There's an Open Oscillocope project

https://www.eevblog.com/forum/testgear/a-high-performance-open-source-oscilloscope-development-log-future-ideas/

Considering the price of a 'real' scope, I wouldn't even consider such a project.  Just looking at that PCB makes my head spin.  My time is worth $<pick a number> and there's no way I could have it working in $349 worth.

rstofer:
I wonder how far you could get with a 600 MHz Teensy 4.1.  No, it won't sample a single ADC at 1 GHz but it's still pretty quick and suitable for bare hardware programming.

https://www.pjrc.com/store/teensy41.html

nigelwright7557:
I have designed a few low cost USB PC scopes.
From systems with A2D inside  PIC microcontroller to a PIC microcontroller with external 20MHZ A2D.
The beauty of the PIC is reading A2D and performing trigger modes before taking in data.

For the speed your looking at the FPGA is the only way to go I can think of.
Its not only just acquiring data but doing the trigger modes too, no trigger, positive going trigger and negative going trigger.
Your micro will look after USB interface.
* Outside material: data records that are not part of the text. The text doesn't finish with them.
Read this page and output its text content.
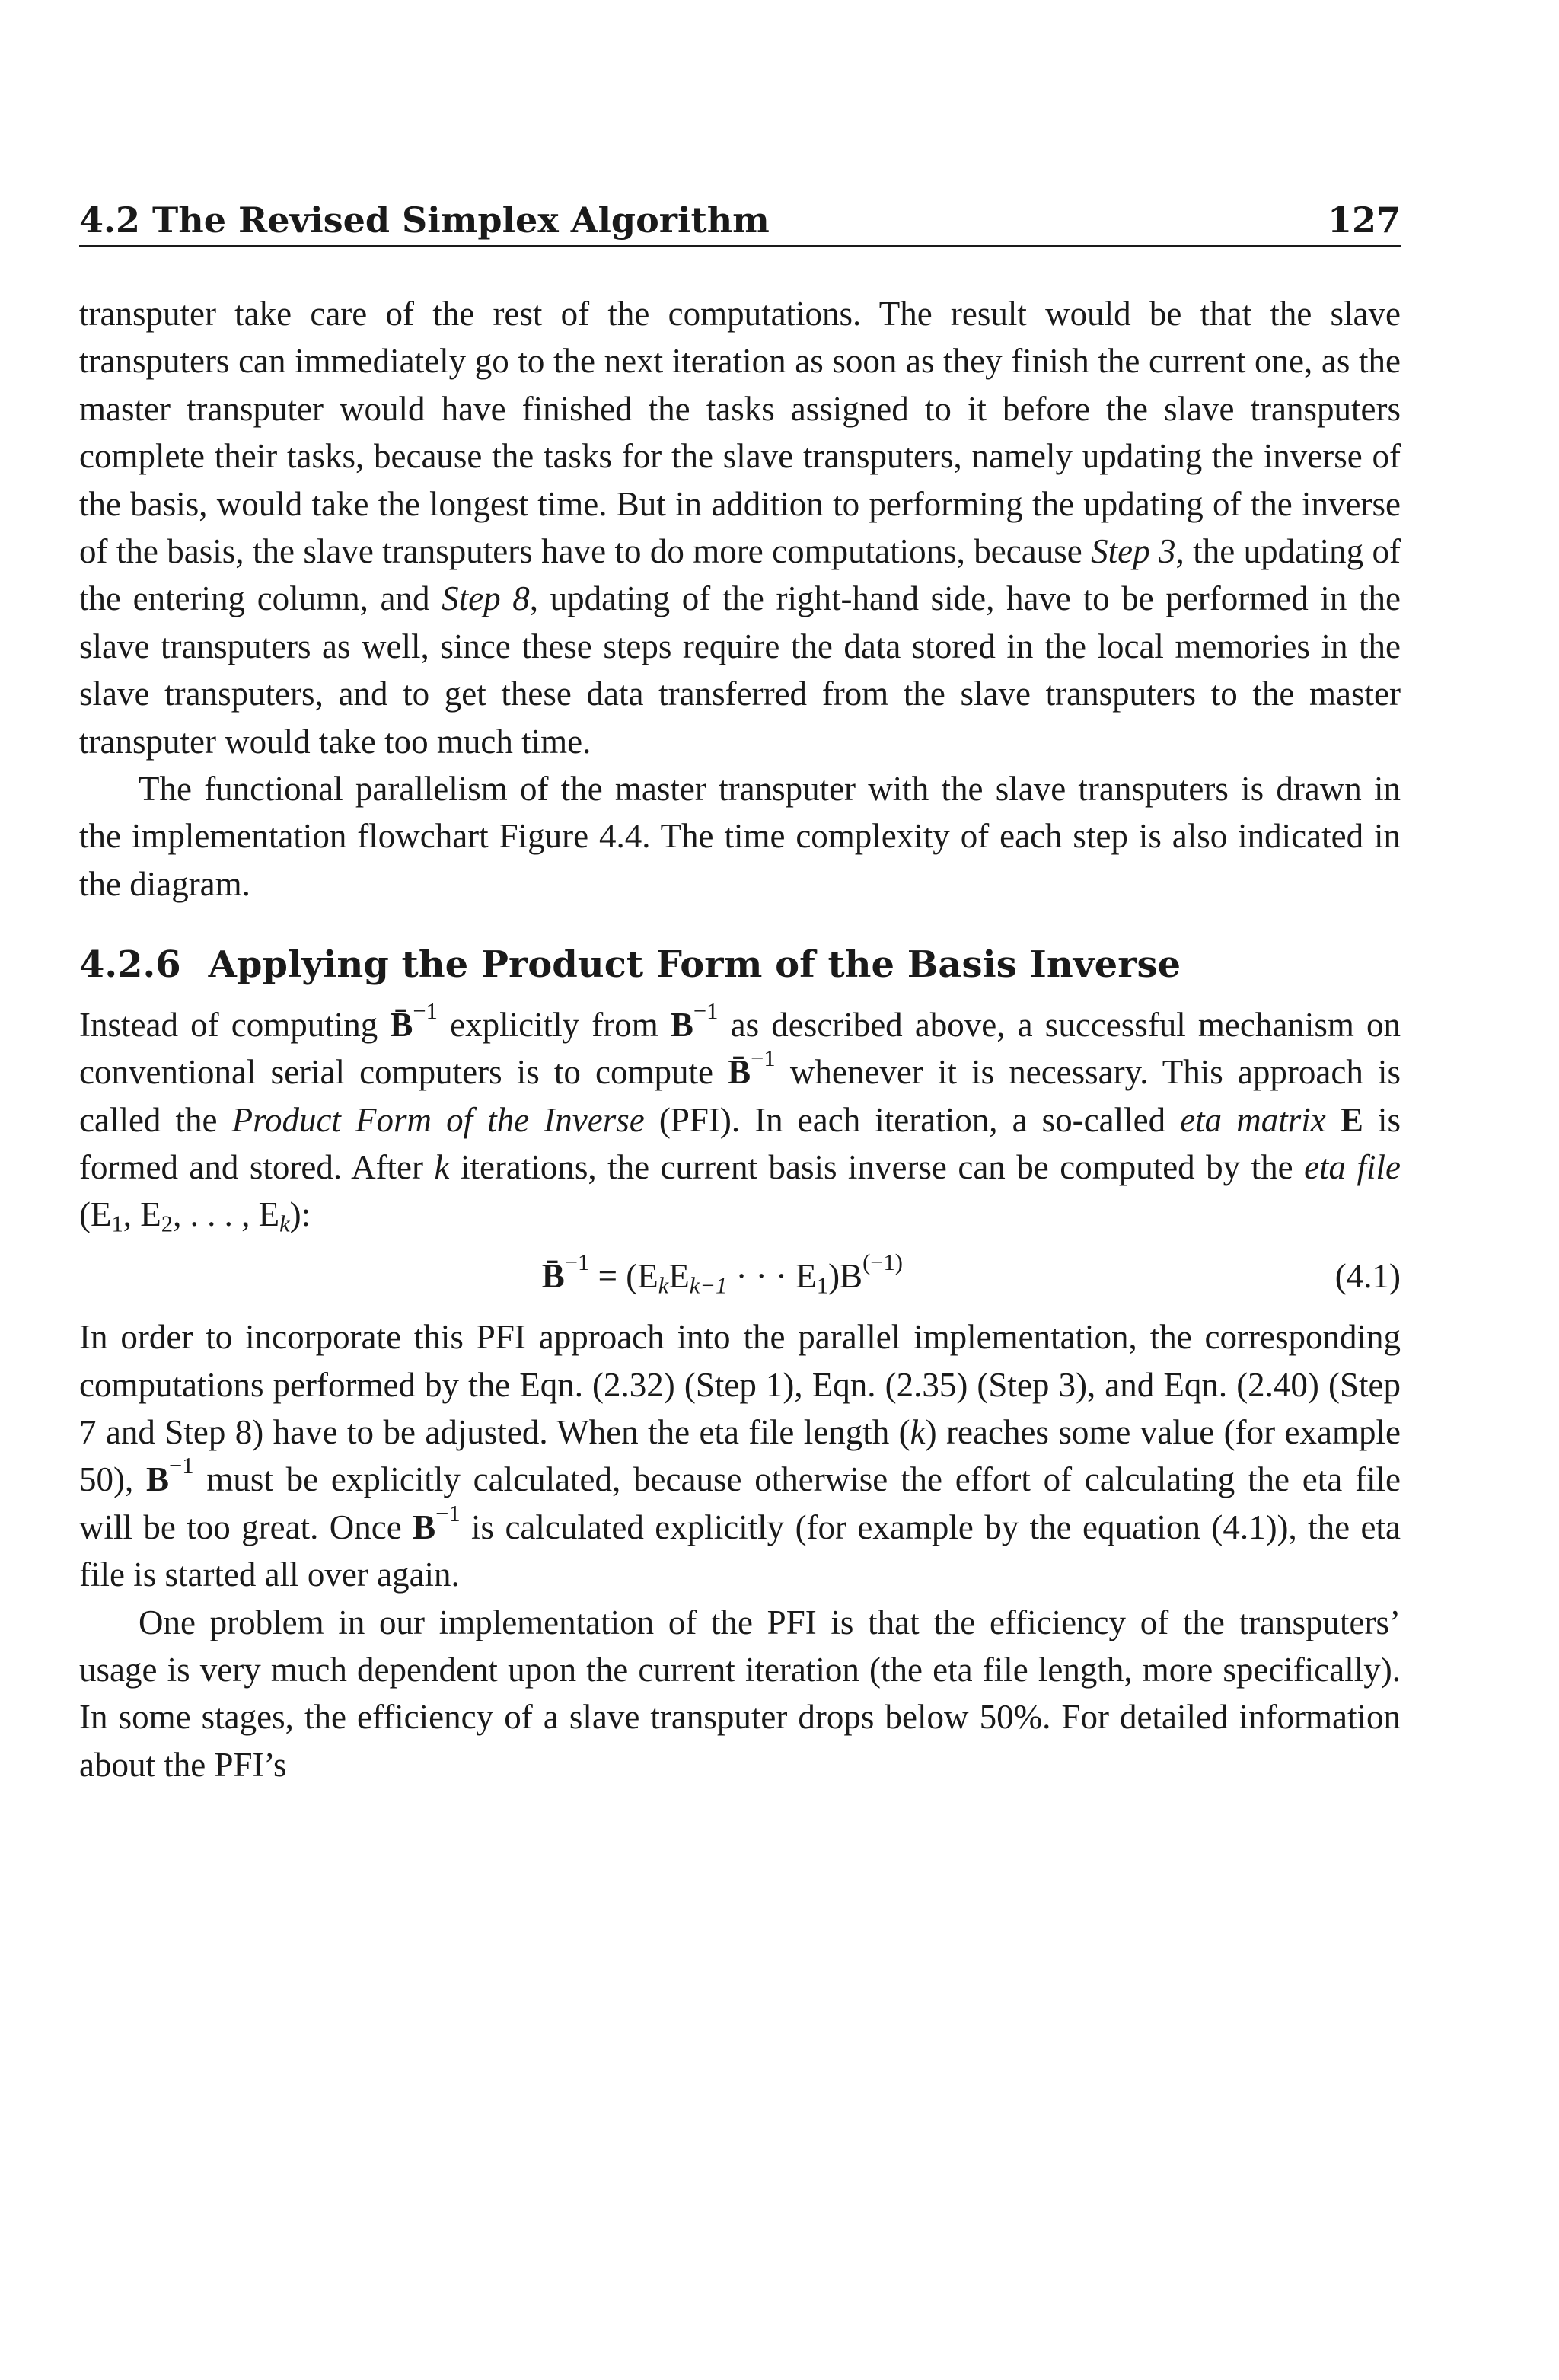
4.2 The Revised Simplex Algorithm	127

transputer take care of the rest of the computations. The result would be that the slave transputers can immediately go to the next iteration as soon as they finish the current one, as the master transputer would have finished the tasks assigned to it before the slave transputers complete their tasks, because the tasks for the slave transputers, namely updating the inverse of the basis, would take the longest time. But in addition to performing the updating of the inverse of the basis, the slave transputers have to do more computations, because Step 3, the updating of the entering column, and Step 8, updating of the right-hand side, have to be performed in the slave transputers as well, since these steps require the data stored in the local memories in the slave transputers, and to get these data transferred from the slave transputers to the master transputer would take too much time.

The functional parallelism of the master transputer with the slave transputers is drawn in the implementation flowchart Figure 4.4. The time complexity of each step is also indicated in the diagram.

4.2.6 Applying the Product Form of the Basis Inverse

Instead of computing B̄$^{-1}$ explicitly from $B^{-1}$ as described above, a successful mechanism on conventional serial computers is to compute B̄$^{-1}$ whenever it is necessary. This approach is called the Product Form of the Inverse (PFI). In each iteration, a so-called eta matrix E is formed and stored. After k iterations, the current basis inverse can be computed by the eta file ($E_1$, $E_2$, . . . , $E_k$):

B̄$^{-1}$ = ($E_kE_{k-1}$ · · · $E_1)B^{(-1)}$	(4.1)

In order to incorporate this PFI approach into the parallel implementation, the corresponding computations performed by the Eqn. (2.32) (Step 1), Eqn. (2.35) (Step 3), and Eqn. (2.40) (Step 7 and Step 8) have to be adjusted. When the eta file length (k) reaches some value (for example 50), $B^{-1}$ must be explicitly calculated, because otherwise the effort of calculating the eta file will be too great. Once $B^{-1}$ is calculated explicitly (for example by the equation (4.1)), the eta file is started all over again.

One problem in our implementation of the PFI is that the efficiency of the transputers’ usage is very much dependent upon the current iteration (the eta file length, more specifically). In some stages, the efficiency of a slave transputer drops below 50%. For detailed information about the PFI’s
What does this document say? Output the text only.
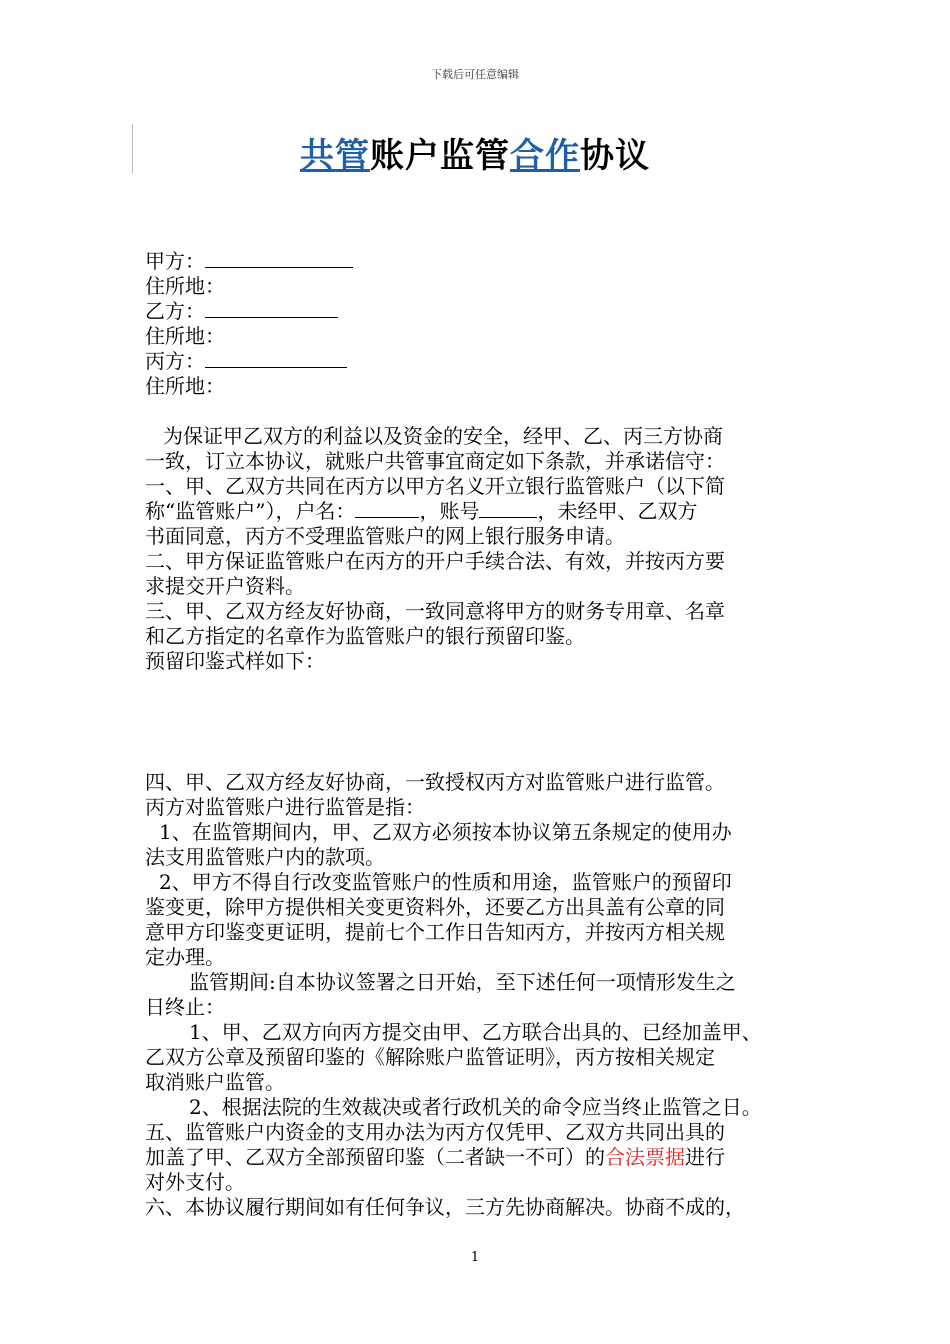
下载后可任意编辑
共管账户监管合作协议
甲方：
住所地：
乙方：
住所地：
丙方：
住所地：
为保证甲乙双方的利益以及资金的安全，经甲、乙、丙三方协商
一致，订立本协议，就账户共管事宜商定如下条款，并承诺信守：
一、甲、乙双方共同在丙方以甲方名义开立银行监管账户（以下简
称“监管账户”），户名：	，账号	，未经甲、乙双方
书面同意，丙方不受理监管账户的网上银行服务申请。
二、甲方保证监管账户在丙方的开户手续合法、有效，并按丙方要
求提交开户资料。
三、甲、乙双方经友好协商，一致同意将甲方的财务专用章、名章
和乙方指定的名章作为监管账户的银行预留印鉴。
预留印鉴式样如下：
四、甲、乙双方经友好协商，一致授权丙方对监管账户进行监管。
丙方对监管账户进行监管是指：
1、在监管期间内，甲、乙双方必须按本协议第五条规定的使用办
法支用监管账户内的款项。
2、甲方不得自行改变监管账户的性质和用途，监管账户的预留印
鉴变更，除甲方提供相关变更资料外，还要乙方出具盖有公章的同
意甲方印鉴变更证明，提前七个工作日告知丙方，并按丙方相关规
定办理。
监管期间:自本协议签署之日开始，至下述任何一项情形发生之
日终止：
1、甲、乙双方向丙方提交由甲、乙方联合出具的、已经加盖甲、
乙双方公章及预留印鉴的《解除账户监管证明》，丙方按相关规定
取消账户监管。
2、根据法院的生效裁决或者行政机关的命令应当终止监管之日。
五、监管账户内资金的支用办法为丙方仅凭甲、乙双方共同出具的
加盖了甲、乙双方全部预留印鉴（二者缺一不可）的合法票据进行
对外支付。
六、本协议履行期间如有任何争议，三方先协商解决。协商不成的，
1
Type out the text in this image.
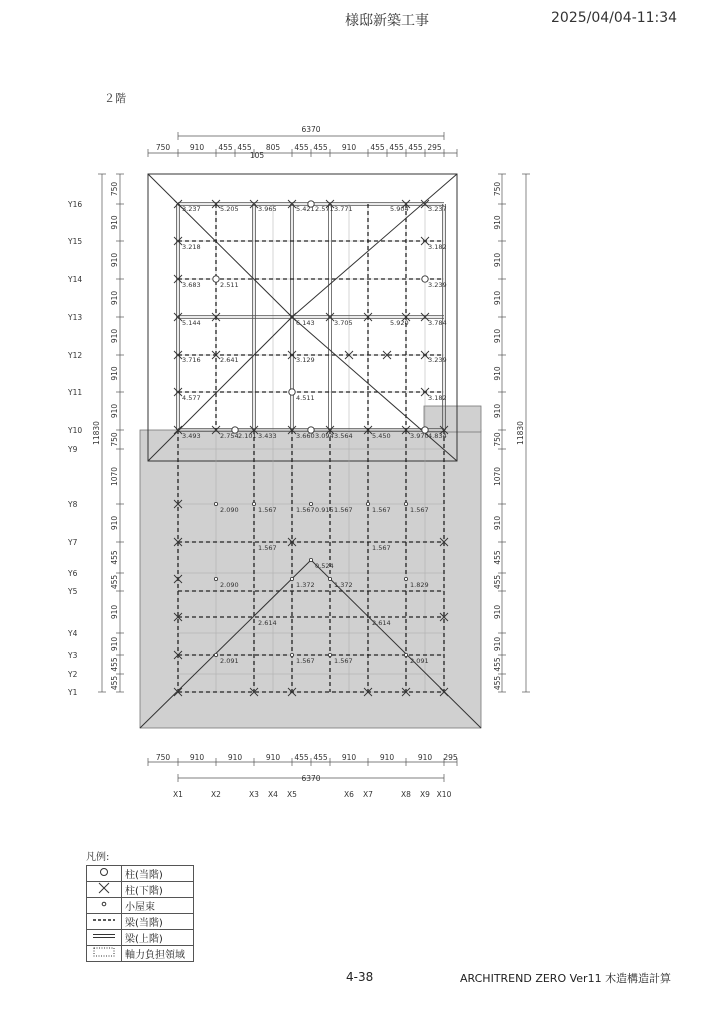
様邸新築工事	2025/04/04-11:34
２階
3.237	5.205	3.965	5.421 2.571 3.771	5.904	3.237
3.218	3.182
3.683	2.511	3.239
5.144	6.143	3.705	5.920	3.784
3.716	2.641	3.129	3.239
4.577	4.511	3.182
3.493	2.754 2.101 3.433	3.660 3.094 3.564	5.450	3.970 4.834
2.090	1.567	1.567 0.915 1.567	1.567	1.567
1.567	1.567
0.524
2.090	1.372	1.372	1.829
2.614	2.614
2.091	1.567	1.567	2.091
6370
750	910 455 455 805 455 455 910 455 455 455 295
105
750	910	910	910 455 455 910	910	910 295
6370
X1	X2	X3 X4 X5	X6 X7	X8 X9 X10
750
910
910
910
910
910
910
750
1070
910
455
455
910
910
455
455
750
910
910
910
910
910
910
750
1070
910
455
455
910
910
455
455
11830	11830
Y16
Y15
Y14
Y13
Y12
Y11
Y10
Y9
Y8
Y7
Y6
Y5
Y4
Y3
Y2
Y1
凡例:
	柱(当階)
	柱(下階)
	小屋束
	梁(当階)
	梁(上階)
	軸力負担領域
4-38	ARCHITREND ZERO Ver11 木造構造計算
The PC side is a project on its own having to deal with data acquisition via USB.
Resizing plots to fit the users screen. X shift. X + Y channel adding mode. Plot up and down shifting.
Coping with different voltage range inputs.

I also added a spectrum analyser screen. I had a struggle finding a FFT routine that worked well.
I think I tried 5 before I got one that gave acceptable results.